Monday, March 22, 2010

Pelositheism, Redemption, And John Edwards

My friends may be aware that recent miracles have convinced me of the existence of an omniscient, omnipotent, omnibenevolent being. Accordingly, I have changed my Facebook religion status to "Pelositheism." And now it's time to talk about how a sinner can be redeemed.

Namely, John Edwards. Running for the Democratic nomination against excellent candidates like Hillary Clinton and Barack Obama while having an enormous skeleton in his closet was a really bad thing to do. I have no idea how to evaluate this counterfactual, but it's possible that with Edwards as our candidate we would've lost the 2008 election, leading to President McCain and a political landscape so much worse than the one we now inhabit that it takes some thinking to imagine.

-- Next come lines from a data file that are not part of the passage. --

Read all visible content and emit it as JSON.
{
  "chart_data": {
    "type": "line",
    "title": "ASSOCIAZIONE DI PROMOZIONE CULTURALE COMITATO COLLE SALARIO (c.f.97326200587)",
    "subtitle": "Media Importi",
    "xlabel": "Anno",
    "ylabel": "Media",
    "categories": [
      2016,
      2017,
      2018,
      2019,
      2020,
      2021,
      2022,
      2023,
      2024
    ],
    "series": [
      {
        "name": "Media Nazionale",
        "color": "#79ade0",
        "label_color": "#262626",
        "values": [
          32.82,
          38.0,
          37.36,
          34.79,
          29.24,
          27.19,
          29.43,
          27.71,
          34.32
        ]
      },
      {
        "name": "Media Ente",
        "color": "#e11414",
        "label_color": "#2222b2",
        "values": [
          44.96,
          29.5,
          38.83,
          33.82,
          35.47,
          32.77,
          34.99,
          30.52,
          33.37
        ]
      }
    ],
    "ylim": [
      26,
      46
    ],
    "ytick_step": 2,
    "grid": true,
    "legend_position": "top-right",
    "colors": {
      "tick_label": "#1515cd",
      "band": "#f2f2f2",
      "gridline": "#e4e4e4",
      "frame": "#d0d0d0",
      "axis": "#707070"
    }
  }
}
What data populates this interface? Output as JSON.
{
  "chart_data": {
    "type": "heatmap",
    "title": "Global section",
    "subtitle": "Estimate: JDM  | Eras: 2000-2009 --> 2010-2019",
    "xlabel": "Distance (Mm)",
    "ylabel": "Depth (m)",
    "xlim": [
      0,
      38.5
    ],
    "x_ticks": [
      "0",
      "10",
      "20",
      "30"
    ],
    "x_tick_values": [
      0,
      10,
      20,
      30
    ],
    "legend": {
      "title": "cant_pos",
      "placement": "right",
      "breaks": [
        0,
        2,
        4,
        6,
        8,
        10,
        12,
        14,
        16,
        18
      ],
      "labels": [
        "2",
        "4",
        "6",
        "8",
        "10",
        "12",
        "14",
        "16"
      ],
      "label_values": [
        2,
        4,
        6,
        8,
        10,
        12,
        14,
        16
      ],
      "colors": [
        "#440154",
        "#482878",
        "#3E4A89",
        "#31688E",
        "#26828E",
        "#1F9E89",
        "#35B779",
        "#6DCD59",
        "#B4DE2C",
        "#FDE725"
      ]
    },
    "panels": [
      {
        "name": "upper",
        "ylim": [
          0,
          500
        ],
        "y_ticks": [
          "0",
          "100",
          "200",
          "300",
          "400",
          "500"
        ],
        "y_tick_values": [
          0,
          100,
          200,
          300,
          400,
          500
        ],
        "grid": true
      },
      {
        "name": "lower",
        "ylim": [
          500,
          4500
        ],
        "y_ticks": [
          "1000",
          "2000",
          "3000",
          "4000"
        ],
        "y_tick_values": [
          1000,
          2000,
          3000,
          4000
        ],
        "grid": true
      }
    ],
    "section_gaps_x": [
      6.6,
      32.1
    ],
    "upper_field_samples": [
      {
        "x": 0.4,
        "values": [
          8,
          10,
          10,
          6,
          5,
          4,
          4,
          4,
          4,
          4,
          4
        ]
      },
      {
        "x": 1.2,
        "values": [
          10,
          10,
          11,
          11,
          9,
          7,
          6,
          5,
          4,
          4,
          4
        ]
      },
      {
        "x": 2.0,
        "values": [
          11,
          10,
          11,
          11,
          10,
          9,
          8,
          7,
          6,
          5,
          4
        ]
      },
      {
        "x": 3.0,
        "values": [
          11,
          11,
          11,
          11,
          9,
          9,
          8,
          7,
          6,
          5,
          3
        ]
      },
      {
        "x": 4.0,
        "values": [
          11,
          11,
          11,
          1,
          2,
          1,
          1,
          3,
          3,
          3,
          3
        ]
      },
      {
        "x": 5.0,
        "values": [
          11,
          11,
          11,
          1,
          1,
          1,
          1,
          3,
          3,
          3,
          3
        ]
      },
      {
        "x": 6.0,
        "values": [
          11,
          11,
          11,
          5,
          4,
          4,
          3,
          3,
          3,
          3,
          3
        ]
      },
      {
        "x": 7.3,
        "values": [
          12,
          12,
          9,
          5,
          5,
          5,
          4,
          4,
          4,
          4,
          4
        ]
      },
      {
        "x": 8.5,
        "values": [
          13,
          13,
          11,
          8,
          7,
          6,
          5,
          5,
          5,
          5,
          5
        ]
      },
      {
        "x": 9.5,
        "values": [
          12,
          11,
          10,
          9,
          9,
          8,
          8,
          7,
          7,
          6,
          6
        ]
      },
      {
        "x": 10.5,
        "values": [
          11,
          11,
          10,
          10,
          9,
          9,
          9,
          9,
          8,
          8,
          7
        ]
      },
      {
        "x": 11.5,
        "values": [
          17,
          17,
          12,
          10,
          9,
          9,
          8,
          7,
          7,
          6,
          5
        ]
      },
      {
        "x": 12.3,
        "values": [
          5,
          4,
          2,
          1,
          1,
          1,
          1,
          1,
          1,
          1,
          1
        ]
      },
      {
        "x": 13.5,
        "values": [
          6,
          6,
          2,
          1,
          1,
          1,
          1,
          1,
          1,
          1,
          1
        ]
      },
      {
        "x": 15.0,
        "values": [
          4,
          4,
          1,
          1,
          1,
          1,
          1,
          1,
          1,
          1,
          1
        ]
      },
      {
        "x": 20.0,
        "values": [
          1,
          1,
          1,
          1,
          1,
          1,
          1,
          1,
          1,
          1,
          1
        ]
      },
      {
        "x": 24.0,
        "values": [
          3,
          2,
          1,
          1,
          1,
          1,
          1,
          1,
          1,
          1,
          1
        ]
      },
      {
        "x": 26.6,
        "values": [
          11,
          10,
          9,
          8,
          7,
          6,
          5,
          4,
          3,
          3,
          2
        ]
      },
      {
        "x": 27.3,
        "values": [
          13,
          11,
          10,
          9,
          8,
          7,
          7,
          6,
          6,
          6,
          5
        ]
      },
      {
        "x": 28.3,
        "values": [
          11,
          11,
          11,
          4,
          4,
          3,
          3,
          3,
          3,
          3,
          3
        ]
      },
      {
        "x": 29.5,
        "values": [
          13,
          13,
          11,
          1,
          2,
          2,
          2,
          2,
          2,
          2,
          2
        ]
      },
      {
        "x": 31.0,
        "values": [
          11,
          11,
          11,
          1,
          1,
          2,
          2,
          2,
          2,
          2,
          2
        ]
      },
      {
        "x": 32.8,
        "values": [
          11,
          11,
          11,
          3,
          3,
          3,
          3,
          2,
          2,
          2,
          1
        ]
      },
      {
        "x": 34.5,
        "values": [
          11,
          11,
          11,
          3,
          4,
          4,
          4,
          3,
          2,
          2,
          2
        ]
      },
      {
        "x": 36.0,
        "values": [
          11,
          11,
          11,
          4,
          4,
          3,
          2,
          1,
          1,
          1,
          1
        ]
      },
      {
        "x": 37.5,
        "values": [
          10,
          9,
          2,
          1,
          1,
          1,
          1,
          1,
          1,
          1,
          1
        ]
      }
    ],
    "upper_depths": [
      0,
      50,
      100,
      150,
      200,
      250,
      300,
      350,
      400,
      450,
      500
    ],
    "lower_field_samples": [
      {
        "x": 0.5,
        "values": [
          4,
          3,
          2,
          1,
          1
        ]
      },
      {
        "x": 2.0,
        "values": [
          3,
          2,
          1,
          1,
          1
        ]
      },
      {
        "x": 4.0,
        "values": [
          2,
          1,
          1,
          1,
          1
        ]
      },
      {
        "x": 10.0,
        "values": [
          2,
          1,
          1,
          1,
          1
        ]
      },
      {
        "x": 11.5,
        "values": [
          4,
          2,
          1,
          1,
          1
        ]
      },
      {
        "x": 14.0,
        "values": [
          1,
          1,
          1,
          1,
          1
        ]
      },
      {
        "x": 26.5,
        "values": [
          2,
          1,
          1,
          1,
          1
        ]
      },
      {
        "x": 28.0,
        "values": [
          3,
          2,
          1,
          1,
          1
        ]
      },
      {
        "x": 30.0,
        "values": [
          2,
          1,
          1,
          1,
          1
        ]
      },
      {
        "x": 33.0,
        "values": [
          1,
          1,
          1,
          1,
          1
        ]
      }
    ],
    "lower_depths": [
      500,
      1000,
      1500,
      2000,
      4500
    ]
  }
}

What ended up happening was quite different. As Matt Yglesias outlines, John Edwards dramatically raised the price for progressive support on a variety of issues including health care reform. Candidates had to come out with similarly progressive plans or lose liberal interest groups to him. Hillary Clinton more or less copied his health care plan and vociferously defended the individual mandate against Barack Obama. While Clinton lost the primary, she won the argument. After Obama's victory, the Edwards plan, mandate and all, became the basic plan for reform.

Given the way that his scandal erased him personally from politics, Edwards' significance in the history of America was to rise or fall with health care reform and a few other good lefty positions he advanced like aggressive action on climate change. All this, of course, would've come to nothing if comprehensive health care reform (to say nothing of climate change legislation) really had died in the wake of Scott Brown's victory in Massachusetts.

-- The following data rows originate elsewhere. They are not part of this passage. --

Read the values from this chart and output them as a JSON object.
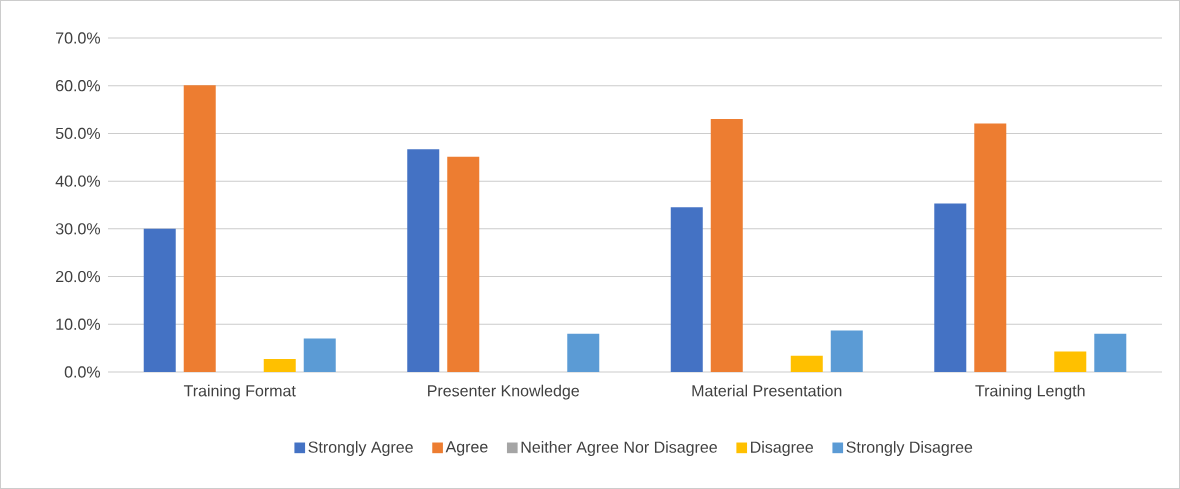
{
  "chart_data": {
    "type": "bar",
    "categories": [
      "Training Format",
      "Presenter Knowledge",
      "Material Presentation",
      "Training Length"
    ],
    "series": [
      {
        "name": "Strongly Agree",
        "color": "#4472c4",
        "values": [
          30.0,
          46.7,
          34.5,
          35.3
        ]
      },
      {
        "name": "Agree",
        "color": "#ed7d31",
        "values": [
          60.1,
          45.1,
          53.0,
          52.1
        ]
      },
      {
        "name": "Neither Agree Nor Disagree",
        "color": "#a5a5a5",
        "values": [
          0,
          0,
          0,
          0
        ]
      },
      {
        "name": "Disagree",
        "color": "#ffc000",
        "values": [
          2.7,
          0,
          3.4,
          4.3
        ]
      },
      {
        "name": "Strongly Disagree",
        "color": "#5b9bd5",
        "values": [
          7.0,
          8.0,
          8.7,
          8.0
        ]
      }
    ],
    "ylim": [
      0,
      70
    ],
    "yticks": [
      {
        "value": 0,
        "label": "0.0%"
      },
      {
        "value": 10,
        "label": "10.0%"
      },
      {
        "value": 20,
        "label": "20.0%"
      },
      {
        "value": 30,
        "label": "30.0%"
      },
      {
        "value": 40,
        "label": "40.0%"
      },
      {
        "value": 50,
        "label": "50.0%"
      },
      {
        "value": 60,
        "label": "60.0%"
      },
      {
        "value": 70,
        "label": "70.0%"
      }
    ],
    "grid": "y",
    "legend": "bottom"
  }
}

But you know as I do the story of the resurrection! In the end times, the House laid down with the Senate, while Diana DeGette and Bart Stupak huddled together. All this was by the grace of our Speaker's divine wisdom and inexorable will. It's because of her that health care reform will pass upon our nation.

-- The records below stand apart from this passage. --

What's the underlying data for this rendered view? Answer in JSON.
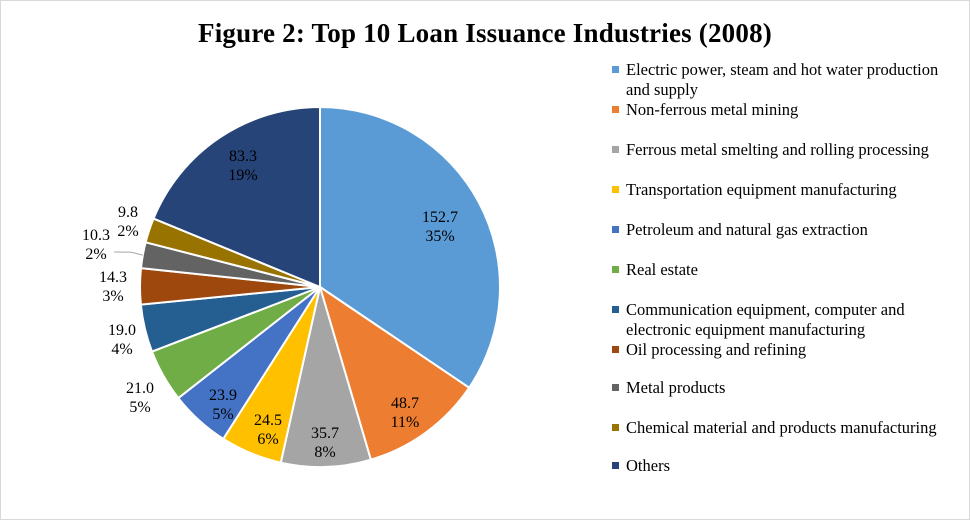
{
  "chart_data": {
    "type": "pie",
    "title": "Figure 2: Top 10 Loan Issuance Industries (2008)",
    "legend_position": "right",
    "slices": [
      {
        "label": "Electric power, steam and hot water production and supply",
        "value": 152.7,
        "percent": "35%",
        "color": "#5b9bd5"
      },
      {
        "label": "Non-ferrous metal mining",
        "value": 48.7,
        "percent": "11%",
        "color": "#ed7d31"
      },
      {
        "label": "Ferrous metal smelting and rolling processing",
        "value": 35.7,
        "percent": "8%",
        "color": "#a5a5a5"
      },
      {
        "label": "Transportation equipment manufacturing",
        "value": 24.5,
        "percent": "6%",
        "color": "#ffc000"
      },
      {
        "label": "Petroleum and natural gas extraction",
        "value": 23.9,
        "percent": "5%",
        "color": "#4472c4"
      },
      {
        "label": "Real estate",
        "value": 21.0,
        "percent": "5%",
        "color": "#70ad47"
      },
      {
        "label": "Communication equipment, computer and electronic equipment manufacturing",
        "value": 19.0,
        "percent": "4%",
        "color": "#255e91"
      },
      {
        "label": "Oil processing and refining",
        "value": 14.3,
        "percent": "3%",
        "color": "#9e480e"
      },
      {
        "label": "Metal products",
        "value": 10.3,
        "percent": "2%",
        "color": "#636363"
      },
      {
        "label": "Chemical material and products manufacturing",
        "value": 9.8,
        "percent": "2%",
        "color": "#997300"
      },
      {
        "label": "Others",
        "value": 83.3,
        "percent": "19%",
        "color": "#264478"
      }
    ]
  }
}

There is no other reason that Edwards' entire political legacy hasn't fallen into the flames, than that Nancy Pelosi held him up. That she chose as she did doesn't make him any better or worse as a person. But anyone who tried to make a difference for health care reform will appreciate what the salvation of his contribution means. And that's why John Edwards is, as it could've been writ, a sinner in the hands of a merciful Goddess.